M.T., Panorama 11/12/2014, 11 dicembre 2014
BRUTI, IL CSM E IL PECULATO ARCHIVIATO
È vero, le cifre sono assai diverse: da una parte 3 milioni di euro di spese in cinque anni, considerate illecite dalla Procura di Milano; dall’altra 6 milioni di lire (ma in soli sei mesi, tra 1981 e 1982, equivalenti con la rivalutazione a 13 mila euro di oggi) più una serie di altre uscite non quantificate, che spinsero un giudice istruttore dell’epoca a ipotizzare il reato di peculato.
Per il resto, lo scandalo delle «spese pazze» alla Regione Lombardia e lo scandalo dei «caffè & tramezzini» del Consiglio superiore della magistratura, che 33 anni fa ingombrò per mesi le cronache giudiziarie, sono simili. Ci sono viaggi e missioni in Italia e all’estero, regali, mance, pranzi, cene, consumazioni al bar e acquisti di aperitivi e di liquori.
In più, a fare da trait-d’union, c’è un fatto singolare. E, anche se dimenticato, sembra il classico contrappasso dantesco: uno dei 32 membri del Csm che nel 1982 finì sotto processo è alla guida degli inquirenti di oggi. È Edmondo Bruti Liberati, il capo della Procura di Milano che ha appena chiesto il rinvio a giudizio per peculato di 64 ex consiglieri regionali lombardi.
La vicenda dell’inverno 1981-82, che per la virulenza delle polemiche quasi provocò lo scioglimento del Csm appena insediato, si concluse il 12 luglio 1983 con un proscioglimento pieno, «perché il fatto non sussiste». Il giudice istruttore Renato Squillante (a sua volta coinvolto negli anni Novanta nell’inchiesta sulle presunte corruttele giudiziarie dei due processi Sme e Imi-Sir, terminata con una prescrizione) stabilì che nessuno dei comportamenti dei 32 consiglieri fosse illecito: né farsi rimborsare pasti, tramezzini o caffè; né regalare un panettone al vigile urbano e metterlo sul conto del Csm, né usare soldi pubblici per dare una mancia al personale del Consiglio sotto le feste di Natale, né cenare in hotel durante un viaggio a Bologna «allo scopo di tutelare la propria incolumità».

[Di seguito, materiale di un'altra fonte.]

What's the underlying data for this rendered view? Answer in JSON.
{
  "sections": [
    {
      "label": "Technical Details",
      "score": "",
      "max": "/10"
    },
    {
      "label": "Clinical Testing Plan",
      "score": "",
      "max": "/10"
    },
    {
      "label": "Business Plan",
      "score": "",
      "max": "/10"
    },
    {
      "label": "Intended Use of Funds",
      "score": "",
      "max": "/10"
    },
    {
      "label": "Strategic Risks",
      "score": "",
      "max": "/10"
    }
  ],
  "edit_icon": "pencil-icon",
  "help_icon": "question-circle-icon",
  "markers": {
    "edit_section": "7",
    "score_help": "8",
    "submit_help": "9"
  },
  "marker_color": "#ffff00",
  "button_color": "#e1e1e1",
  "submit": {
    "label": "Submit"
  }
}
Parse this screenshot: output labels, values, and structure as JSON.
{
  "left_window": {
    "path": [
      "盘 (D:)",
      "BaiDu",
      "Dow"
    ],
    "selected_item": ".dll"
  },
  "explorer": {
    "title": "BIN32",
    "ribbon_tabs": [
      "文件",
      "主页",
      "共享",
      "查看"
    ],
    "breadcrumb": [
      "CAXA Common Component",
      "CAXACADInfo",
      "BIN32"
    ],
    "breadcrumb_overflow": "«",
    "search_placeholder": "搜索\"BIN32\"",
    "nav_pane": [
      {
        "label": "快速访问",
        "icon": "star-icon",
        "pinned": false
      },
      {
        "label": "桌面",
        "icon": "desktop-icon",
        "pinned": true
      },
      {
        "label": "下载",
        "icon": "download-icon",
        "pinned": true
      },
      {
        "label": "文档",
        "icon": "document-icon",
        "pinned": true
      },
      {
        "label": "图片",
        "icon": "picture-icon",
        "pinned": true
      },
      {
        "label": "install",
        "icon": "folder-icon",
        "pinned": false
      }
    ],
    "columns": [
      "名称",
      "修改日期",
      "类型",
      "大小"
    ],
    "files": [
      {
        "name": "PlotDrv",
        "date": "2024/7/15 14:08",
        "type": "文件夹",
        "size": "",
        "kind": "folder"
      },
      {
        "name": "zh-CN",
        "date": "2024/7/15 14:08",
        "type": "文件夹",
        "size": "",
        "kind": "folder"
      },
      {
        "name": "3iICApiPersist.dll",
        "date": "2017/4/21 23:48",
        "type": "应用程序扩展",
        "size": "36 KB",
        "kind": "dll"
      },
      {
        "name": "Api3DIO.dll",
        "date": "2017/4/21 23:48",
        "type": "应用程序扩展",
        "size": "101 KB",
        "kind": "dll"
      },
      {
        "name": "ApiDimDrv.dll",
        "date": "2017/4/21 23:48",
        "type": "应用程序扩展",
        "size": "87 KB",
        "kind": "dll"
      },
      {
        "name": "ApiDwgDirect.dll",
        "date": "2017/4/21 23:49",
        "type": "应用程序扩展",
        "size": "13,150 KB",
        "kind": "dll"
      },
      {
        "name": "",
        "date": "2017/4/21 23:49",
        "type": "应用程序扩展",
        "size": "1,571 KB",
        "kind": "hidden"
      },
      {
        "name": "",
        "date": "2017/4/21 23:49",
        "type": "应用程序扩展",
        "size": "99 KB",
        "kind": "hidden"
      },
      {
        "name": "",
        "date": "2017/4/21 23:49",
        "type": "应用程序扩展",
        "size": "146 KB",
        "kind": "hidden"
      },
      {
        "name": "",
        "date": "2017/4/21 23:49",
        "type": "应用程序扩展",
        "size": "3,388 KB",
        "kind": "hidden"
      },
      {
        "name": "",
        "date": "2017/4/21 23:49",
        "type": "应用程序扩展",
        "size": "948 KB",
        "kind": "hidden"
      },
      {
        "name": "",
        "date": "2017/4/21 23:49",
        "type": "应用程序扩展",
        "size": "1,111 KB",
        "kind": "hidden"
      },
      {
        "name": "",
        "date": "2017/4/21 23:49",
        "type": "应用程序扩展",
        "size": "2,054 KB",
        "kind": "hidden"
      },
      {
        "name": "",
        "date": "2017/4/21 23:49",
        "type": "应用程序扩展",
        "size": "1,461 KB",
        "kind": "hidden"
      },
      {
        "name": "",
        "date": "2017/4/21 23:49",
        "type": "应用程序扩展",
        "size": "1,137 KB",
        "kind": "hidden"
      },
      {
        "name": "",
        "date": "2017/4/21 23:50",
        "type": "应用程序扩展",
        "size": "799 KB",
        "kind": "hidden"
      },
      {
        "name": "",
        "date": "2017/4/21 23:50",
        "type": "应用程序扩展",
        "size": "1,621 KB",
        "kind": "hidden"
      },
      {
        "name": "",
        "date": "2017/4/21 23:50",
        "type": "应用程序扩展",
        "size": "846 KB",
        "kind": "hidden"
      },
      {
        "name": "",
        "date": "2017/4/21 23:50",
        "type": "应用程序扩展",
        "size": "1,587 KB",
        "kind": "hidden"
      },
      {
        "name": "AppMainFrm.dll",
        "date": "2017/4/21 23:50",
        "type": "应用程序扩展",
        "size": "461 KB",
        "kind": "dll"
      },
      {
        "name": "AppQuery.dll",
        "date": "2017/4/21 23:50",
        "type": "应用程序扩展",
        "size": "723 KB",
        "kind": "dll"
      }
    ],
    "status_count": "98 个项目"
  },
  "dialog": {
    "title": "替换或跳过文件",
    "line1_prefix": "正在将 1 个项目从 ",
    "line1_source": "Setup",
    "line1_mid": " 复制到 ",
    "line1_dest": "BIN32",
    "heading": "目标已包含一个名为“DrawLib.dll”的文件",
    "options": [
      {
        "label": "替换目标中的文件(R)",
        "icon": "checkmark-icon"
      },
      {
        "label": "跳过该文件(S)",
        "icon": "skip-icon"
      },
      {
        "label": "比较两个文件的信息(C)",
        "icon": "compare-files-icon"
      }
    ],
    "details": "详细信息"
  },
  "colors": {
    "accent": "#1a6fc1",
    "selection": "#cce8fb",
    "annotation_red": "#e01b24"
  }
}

Con Bruti erano stati accusati di peculato personaggi del calibro di Vladimiro Zagrebelsky, poi giudice alla Corte europea dei diritti dell’uomo, e Mario Cicala, come Bruti divenuto in seguito presidente dell’Associazione nazionale magistrati. Per tutti il giudice Squillante stabilì che ogni spesa rimborsata dal Csm fosse pienamente legittima, anche per «una lunga prassi, diffusa nelle amministrazioni pubbliche» o per la «consuetudine generalizzata», o ancora che fosse «irrilevante per la sua trascurabile entità».
Il giudice arrivò a sostenere che «una colazione in ufficio consentisse l’immediata ripresa dell’attività interrotta all’ora dei pasti e dunque il disbrigo oltre il normale orario di lavoro»: quindi fosse da considerarsi, semmai, una pratica meritoria. Nella sentenza Squillante sottolineò infine che la Corte dei conti non aveva mai mosso rilievi alle spese (esattamente come ha fatto nei confronti del consiglio regionale lombardo oggi indagato).
Trent’anni fa Giovanni Fiandaca, l’autorevole giurista che a sua volta dal 1994 al 1998 sarebbe diventato consigliere del Csm per i Ds, analizzò queste motivazioni sulla rivista giuridica Foro italiano. E oppose qualche puntuta critica a Squillante: «Sui viaggi dei consiglieri» scrisse «il giudice non si preoccupa di esplicitare se avessero finalità corrispondenti a quelle del Csm». Ma Fiandaca si domandò anche, ironico, se il «liberi tutti» sui pranzi in ufficio a spese del contribuente «debba valere per ogni zelante pubblico funzionario, il quale consumi pasti a spese dell’ente... al fine di non interrompere l’attività lavorativa».
Forse è da queste critiche, non del tutto peregrino, che oggi la Procura di Milano di Bruti trae la spinta per contestare ai 64 ex consiglieri regionali lombardi quel che 31 anni fa venne giustificato e archiviato dal giudice Squillante.